Smitha Vishveshwara (born 1974) is an Indian-American theoretical quantum condensed matter physicist whose research includes work on cold Bose gases and non-equilibrium quantum dynamics, as well as strongly correlated materials, dimensional confinement, fractionalization of quasiparticles, quantum quench dynamics, connections from condensed matter physics to protein structure networks, and quantum analogues of black hole collision ringdown. She is a professor of physics at the University of Illinois Urbana-Champaign.
Vishveshwara is one of two daughters of two Indian physicists, black hole physicist C. V. Vishveshwara and biophysicist Saraswathi Vishveshwara. She was born in 1974 in the US, in Pittsburgh, but her parents brought her back to India as an infant. After education in India in the school of philosopher Jiddu Krishnamurti, she returned to the US for her higher education, and majored in physics as an undergraduate at Cornell University, with Carl Franck and N. David Mermin as faculty mentors, graduating magna cum laude in 1996. Next, she went to the University of California, Santa Barbara for graduate study with Matthew P. A. Fisher, completing her Ph.D. in 2002. Her dissertation was A Three-Act Play of Strongly Correlated Electrons.
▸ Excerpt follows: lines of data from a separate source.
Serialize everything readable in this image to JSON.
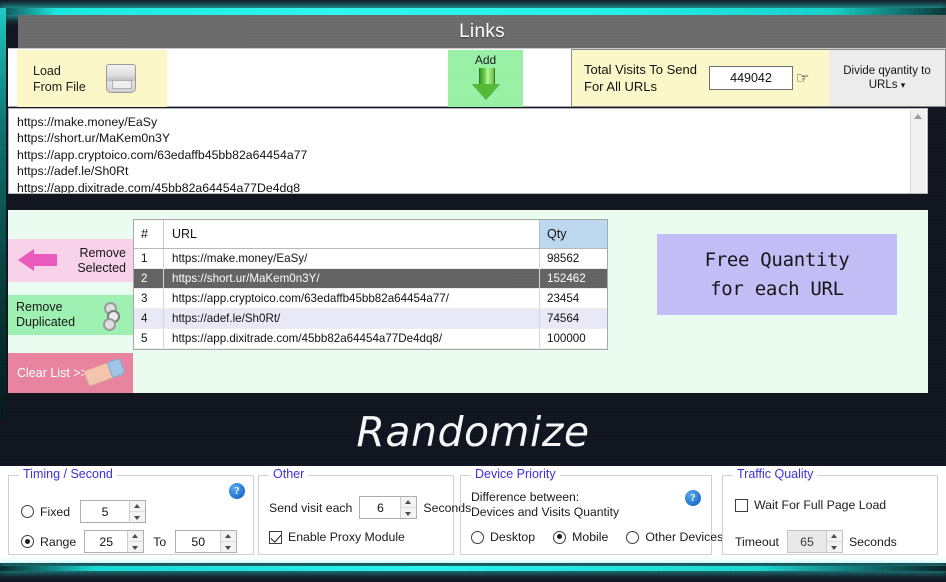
{
  "window": {
    "title": "Links"
  },
  "toolbar": {
    "load_from_file_label": "Load\nFrom File",
    "add_label": "Add",
    "total_visits_label": "Total Visits To Send\nFor All URLs",
    "total_visits_value": "449042",
    "divide_label": "Divide qyantity to\nURLs",
    "divide_caret": "▾"
  },
  "url_textarea": {
    "lines": [
      "https://make.money/EaSy",
      "https://short.ur/MaKem0n3Y",
      "https://app.cryptoico.com/63edaffb45bb82a64454a77",
      "https://adef.le/Sh0Rt",
      "https://app.dixitrade.com/45bb82a64454a77De4dq8"
    ]
  },
  "side_buttons": {
    "remove_selected": "Remove\nSelected",
    "remove_duplicated": "Remove\nDuplicated",
    "clear_list": "Clear List >>"
  },
  "table": {
    "headers": [
      "#",
      "URL",
      "Qty"
    ],
    "rows": [
      {
        "num": "1",
        "url": "https://make.money/EaSy/",
        "qty": "98562"
      },
      {
        "num": "2",
        "url": "https://short.ur/MaKem0n3Y/",
        "qty": "152462"
      },
      {
        "num": "3",
        "url": "https://app.cryptoico.com/63edaffb45bb82a64454a77/",
        "qty": "23454"
      },
      {
        "num": "4",
        "url": "https://adef.le/Sh0Rt/",
        "qty": "74564"
      },
      {
        "num": "5",
        "url": "https://app.dixitrade.com/45bb82a64454a77De4dq8/",
        "qty": "100000"
      }
    ]
  },
  "callout": {
    "line1": "Free Quantity",
    "line2": "for each URL"
  },
  "randomize_heading": "Randomize",
  "bottom": {
    "timing": {
      "legend": "Timing / Second",
      "fixed_label": "Fixed",
      "fixed_value": "5",
      "range_label": "Range",
      "range_from": "25",
      "to_label": "To",
      "range_to": "50",
      "help": "?"
    },
    "other": {
      "legend": "Other",
      "send_visit_label": "Send visit each",
      "send_visit_value": "6",
      "seconds_label": "Seconds",
      "enable_proxy_label": "Enable Proxy Module"
    },
    "device": {
      "legend": "Device Priority",
      "description": "Difference between:\nDevices and Visits Quantity",
      "desktop_label": "Desktop",
      "mobile_label": "Mobile",
      "other_devices_label": "Other Devices",
      "help": "?"
    },
    "traffic": {
      "legend": "Traffic Quality",
      "wait_full_page_label": "Wait For Full Page Load",
      "timeout_label": "Timeout",
      "timeout_value": "65",
      "seconds_label": "Seconds"
    }
  },
  "colors": {
    "title_bar": "#6b6b6b",
    "load_button": "#fbf7c8",
    "add_button": "#98f0a5",
    "mint_panel": "#eafbf0",
    "remove_selected": "#f8d2e8",
    "remove_duplicated": "#9ef0b2",
    "clear_list": "#e8839f",
    "callout": "#c3bdf7",
    "qty_header": "#bcd8ef",
    "selected_row": "#636363",
    "legend_text": "#3b2fe0",
    "glow": "#2ff5ef"
  }
}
After completing her doctorate, she became a postdoctoraler research at the University of Illinois Urbana-Champaign, working with Paul Goldbart and Tony Leggett. In 2005, she obtained a tenure-track faculty position, allowing her to remain at the University of Illinois. As well as her primary appointment in the physics department, she also holds affiliations with the Illinois Materials Research Laboratory and Beckman Institute for Advanced Science and Technology.
Vishveshwara was named a Fellow of the American Physical Society (APS) in 2019, after a nomination from the APS Division of Condensed Matter Physics, "for pioneering theory of quantum dynamics in nonequilibrium systems and novel phenomena in cold Bose gases".